Lichtwellen frieren ein

Licht friert einOptische Datenübertragung spielt eine wesentliche Rolle in unserer zunehmend digitalisierten Welt. Doch Licht als Speichermedium würde die Datenverarbeitung geradezu revolutionieren. Das Problem dabei ist, dass Licht nicht aufgehalten werden kann.

Forscher der Uni Darmstadt greifen Konzept auf…

Zumindest war dies die allgemein akzeptierte physikalische Theorie bis zum Jahr 2000, als es US-amerikanischen Wissenschaftlern der Havard University gelang, Licht in einer kalten Wolke aus Atomen zum Stillstand zu bringen. Genauer wurde damals ein Abbild der elektromagnetischen Lichtwelle in Form eines atomaren Anregungsmusters gespeichert und mithilfe eines Laserimpulses wiederbelebt, sodass der ursprüngliche Lichtstrahl weiterlaufen konnte.

Drei Jahre später gelang es denselben Physikern sogar, die elektromagnetische Lichtwelle selbst für etwa zehn Millionstel Sekunden anzuhalten und damit tatsächlich Licht zu stoppen, ohne es zu absorbieren. Dieses bahnbrechende Experiment, das allerdings nur in extrem niedrigen Temperaturbereichen möglich war, revolutionierte zwar die Theorie, war aber technisch aufgrund der geringen Dauer des Lichtstopps nicht nutzbar.

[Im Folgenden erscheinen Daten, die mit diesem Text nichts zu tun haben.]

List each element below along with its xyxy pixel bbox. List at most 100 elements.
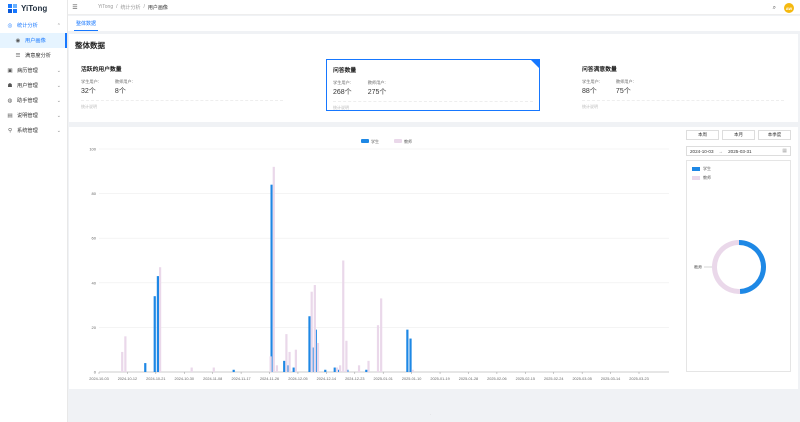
stat-value: 268个 xyxy=(333,89,352,96)
bar[interactable] xyxy=(272,166,275,372)
range-tab-quarter[interactable]: 本季度 xyxy=(758,130,791,140)
bar[interactable] xyxy=(124,336,127,372)
bar[interactable] xyxy=(292,367,295,372)
bar[interactable] xyxy=(190,367,193,372)
bar[interactable] xyxy=(283,360,286,372)
bar[interactable] xyxy=(357,365,361,372)
logo[interactable]: YiTong xyxy=(0,0,67,16)
bar[interactable] xyxy=(409,338,412,372)
bar[interactable] xyxy=(288,351,291,372)
bar[interactable] xyxy=(275,365,279,372)
logo-icon xyxy=(8,3,17,13)
sidebar-item-user-profile[interactable]: ◉ 用户画像 xyxy=(0,33,67,48)
selected-corner-icon xyxy=(531,60,539,68)
bar[interactable] xyxy=(411,369,414,372)
range-tab-week[interactable]: 本周 xyxy=(686,130,719,140)
series-student xyxy=(144,184,412,372)
search-icon[interactable]: ⌕ xyxy=(773,5,776,12)
x-tick-label: 2024-11-17 xyxy=(232,377,251,381)
stat-footnote: 统计说明 xyxy=(333,105,349,110)
bar[interactable] xyxy=(342,260,345,373)
bar[interactable] xyxy=(308,316,311,372)
bar[interactable] xyxy=(270,184,273,372)
series-teacher xyxy=(121,166,414,373)
bar[interactable] xyxy=(316,343,320,372)
breadcrumb-item[interactable]: 统计分析 xyxy=(121,4,141,11)
sidebar-item-users[interactable]: ☗ 用户管理 ⌄ xyxy=(0,78,67,93)
x-tick-label: 2025-03-14 xyxy=(601,377,620,381)
bar[interactable] xyxy=(345,340,348,372)
side-panel: 本周 本月 本季度 2024-10-03 → 2025-03-31 ▦ 学生 教… xyxy=(686,127,798,389)
bar[interactable] xyxy=(159,267,162,372)
bar[interactable] xyxy=(153,296,156,372)
chevron-down-icon: ⌄ xyxy=(56,112,61,119)
tabs-bar: 整体数据 xyxy=(68,16,800,31)
bar[interactable] xyxy=(212,367,215,372)
chevron-up-icon: ⌃ xyxy=(56,22,61,29)
date-range-picker[interactable]: 2024-10-03 → 2025-03-31 ▦ xyxy=(686,146,791,156)
chart-icon: ◎ xyxy=(7,22,13,29)
bar[interactable] xyxy=(285,334,288,372)
range-tab-month[interactable]: 本月 xyxy=(722,130,755,140)
breadcrumb-item[interactable]: YiTong xyxy=(98,4,113,10)
avatar[interactable]: AW xyxy=(784,3,794,13)
bar-chart-area: 学生 教师 0 20 40 60 80 100 2024-10-03 2024-10-12 2024… xyxy=(69,127,683,389)
date-start: 2024-10-03 xyxy=(690,148,714,154)
breadcrumb-current: 用户画像 xyxy=(147,4,168,11)
x-tick-label: 2024-12-14 xyxy=(317,377,336,381)
calendar-icon: ▦ xyxy=(782,148,787,154)
stat-card-active-users[interactable]: 活跃的用户数量 学生用户: 32个 教师用户: 8个 统计说明 xyxy=(75,59,289,111)
chart-legend: 学生 教师 xyxy=(361,138,412,144)
bar-chart: 学生 教师 0 20 40 60 80 100 2024-10-03 2024-10-12 2024… xyxy=(89,138,669,381)
bar[interactable] xyxy=(365,369,368,372)
sidebar-item-statistics[interactable]: ◎ 统计分析 ⌃ xyxy=(0,18,67,33)
bar[interactable] xyxy=(310,291,313,372)
top-header: ☰ YiTong / 统计分析 / 用户画像 ⌕ AW xyxy=(68,0,800,15)
stat-card-qa-count[interactable]: 问答数量 学生用户: 268个 教师用户: 275个 统计说明 xyxy=(326,59,540,111)
bar[interactable] xyxy=(380,298,383,372)
donut-slice[interactable] xyxy=(739,240,767,294)
chevron-down-icon: ⌄ xyxy=(56,97,61,104)
range-tabs: 本周 本月 本季度 xyxy=(686,130,798,140)
sidebar-item-assistants[interactable]: ◍ 助手管理 ⌄ xyxy=(0,93,67,108)
bar[interactable] xyxy=(156,276,159,372)
bar[interactable] xyxy=(232,369,235,372)
bar[interactable] xyxy=(406,329,409,372)
donut-slice[interactable] xyxy=(712,240,741,294)
bar[interactable] xyxy=(121,351,124,372)
x-tick-label: 2024-12-23 xyxy=(345,377,364,381)
legend-swatch xyxy=(394,139,402,143)
x-tick-label: 2024-11-26 xyxy=(260,377,279,381)
sidebar-item-system[interactable]: ⚲ 系统管理 ⌄ xyxy=(0,123,67,138)
stat-title: 问答满意数量 xyxy=(582,67,617,73)
x-tick-label: 2025-02-15 xyxy=(516,377,535,381)
x-tick-label: 2025-01-01 xyxy=(373,377,392,381)
bar[interactable] xyxy=(294,349,297,372)
bar[interactable] xyxy=(335,367,339,372)
x-tick-label: 2024-10-12 xyxy=(118,377,137,381)
y-tick-label: 0 xyxy=(94,370,97,375)
submenu-statistics: ◉ 用户画像 ☰ 满意度分析 xyxy=(0,33,67,63)
sidebar-menu: ◎ 统计分析 ⌃ ◉ 用户画像 ☰ 满意度分析 ▣ 病历管理 ⌄ ☗ 用户管理 … xyxy=(0,18,67,138)
x-tick-label: 2024-11-08 xyxy=(203,377,222,381)
bar[interactable] xyxy=(324,369,327,372)
sidebar-item-records[interactable]: ▣ 病历管理 ⌄ xyxy=(0,63,67,78)
x-tick-label: 2025-01-19 xyxy=(430,377,449,381)
bar[interactable] xyxy=(367,360,370,372)
bar[interactable] xyxy=(144,363,147,372)
bar[interactable] xyxy=(339,365,342,372)
sidebar-item-docs[interactable]: ▤ 说明管理 ⌄ xyxy=(0,108,67,123)
stat-card-satisfied-qa[interactable]: 问答满意数量 学生用户: 88个 教师用户: 75个 统计说明 xyxy=(576,59,790,111)
bar[interactable] xyxy=(376,325,380,372)
bar[interactable] xyxy=(333,367,336,372)
header-actions: ⌕ AW xyxy=(773,3,794,13)
menu-toggle-icon[interactable]: ☰ xyxy=(70,4,80,11)
sidebar-item-label: 满意度分析 xyxy=(25,53,51,59)
chevron-down-icon: ⌄ xyxy=(56,127,61,134)
bar[interactable] xyxy=(313,285,316,372)
stat-label: 教师用户: xyxy=(367,80,386,85)
sidebar-item-satisfaction[interactable]: ☰ 满意度分析 xyxy=(0,48,67,63)
tab-overall-data[interactable]: 整体数据 xyxy=(74,20,99,31)
stat-value: 275个 xyxy=(367,89,387,96)
bar[interactable] xyxy=(269,356,272,372)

…und heben es auf eine neue Stufe

Wie die „Welt“ berichtet, ist es nun jedoch deutschen Physikern der Technischen Universität Darmstadt gelungen, ein Speicherabbild elektromagnetischer Lichtwellen für mehr als eine Minute anzuhalten. Den Darmstädter Wissenschaftlern ist damit ein neuer Rekord gelungen und darüber hinaus haben sie Licht als Datenspeicher wieder in die Diskussion gebracht. Denn die Physiker konnten in der stehenden Spinwelle, die als Abbild der Lichtwelle fungiert, sogar einfache Streifenmuster speichern und nach Belieben weiterlaufen lassen.

Mit dem neuen Vorstoß werden komplexe optische Datenverarbeitungssysteme durchaus interessant für die Industrie, zumal die Darmstädter Wissenschaftler bereits ankündigten, eine Erweiterung der Speicherfrist auf bis zu eine Woche für realisierbar zu halten und den Experimentaufbau entsprechend optimieren zu wollen.

Mit Licht als Datenträger und -speicher könnten enorme Ressourcen eingespart werden und noch nie dagewesene Datenübertragungsgeschwindigkeiten erzielt werden.